The defensive case for Mythos is straightforward: if an AI model can find vulnerabilities that human security teams and automated testing have missed for decades, giving that model to the organisations responsible for defending critical infrastructure lets them fix the holes before adversaries discover them. The offensive risk is equally straightforward: the same capability in hostile hands would be catastrophic. Anthropic’s decision to restrict access rather than release publicly is a direct application of the safety principles that put it in conflict with the Pentagon.

The company’s commercial trajectory gives it leverage in the negotiation. Anthropic’s annualised revenue has reached $30 billion, it has attracted investor offers at an $800 billion valuation, and it is exploring an IPO. It does not need Pentagon contracts to survive. What it needs is a resolution that preserves its safety commitments while restoring its ability to work with the broader US government, a position that the Wiles meeting is designed to explore.

The global response

Mythos has become a subject of concern well beyond Washington.
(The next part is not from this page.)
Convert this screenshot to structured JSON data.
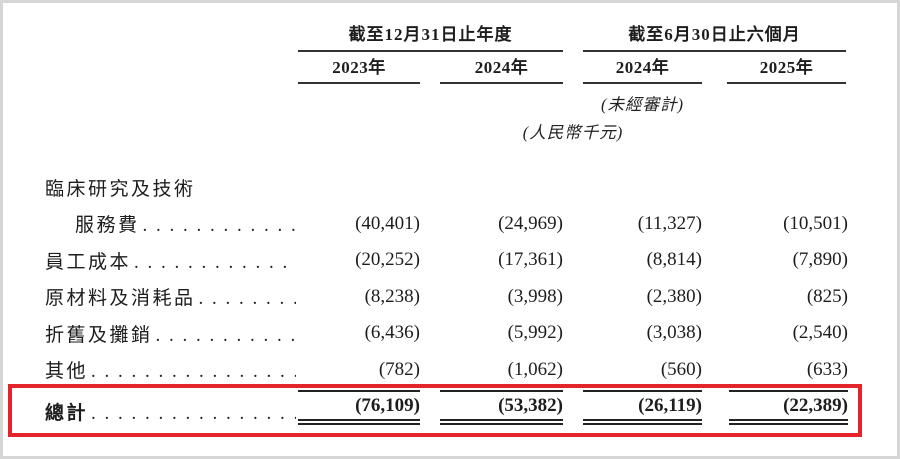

The Bank of England’s Governor Andrew Bailey named it explicitly as a cybersecurity risk in a speech at Columbia University on 15 April. The Bank’s Cross Market Operational Resilience Group is convening an emergency briefing within the fortnight with the CEOs of the UK’s eight largest banks, four financial infrastructure providers, two insurers, and representatives from the Treasury, the Financial Conduct Authority, and the National Cyber Security Centre.

Anthropic is planning to provide Mythos access to select British banks within days as part of Project Glasswing’s expansion, and is quadrupling its London office to 800 staff in King’s Cross. The UK’s AI Security Institute, which has an existing evaluation partnership with Anthropic, published its technical assessment on 17 April. Canadian Finance Minister François-Philippe Champagne described Mythos as an “unknown unknown” being discussed at IMF meetings. Global regulators are coordinating on how to assess and manage the cybersecurity implications.

The geopolitical dimension is unavoidable. The US government’s desire for Mythos access exists in tension with its punishment of the company that built it. Anthropic’s willingness to provide the model to UK banks and regulators while locked in litigation with the Pentagon creates a situation in which America’s closest ally may have access to a critical national security tool before its own government does. That dynamic gives the White House an incentive to resolve the dispute that transcends the original disagreement over safety guardrails.

What a deal might look like

The outlines of a potential resolution are visible. Anthropic would restore its eligibility for government contracts and provide Mythos access for defensive cybersecurity purposes. The Pentagon would withdraw the supply-chain risk designation. Anthropic would maintain its restrictions on autonomous weapons and mass surveillance applications but potentially agree to a process for reviewing specific military use cases that do not cross those lines. Both sides have reasons to compromise: Anthropic because the blacklisting damages its enterprise credibility, and the administration because it needs the technology.

Whether Amodei and Wiles reach that kind of arrangement on Friday or simply begin the process of getting there is less important than what the meeting represents. The company that built the most capable cybersecurity tool in existence did so as a byproduct of building a general-purpose AI model, then restricted its release on safety grounds, then was punished by the government for maintaining those same safety principles, and is now being courted by that government because the tool is too valuable to ignore.

That sequence captures something essential about where AI governance stands in April 2026. The technology is advancing faster than the institutions responsible for managing it can adapt, and the companies that take safety seriously are simultaneously rewarded by the market and penalised by the state. Mythos is the sharpest example yet of a model whose capabilities are so consequential that restricting it and releasing it are both defensible positions, and the argument between them is playing out not in a research paper or a congressional hearing but in the West Wing.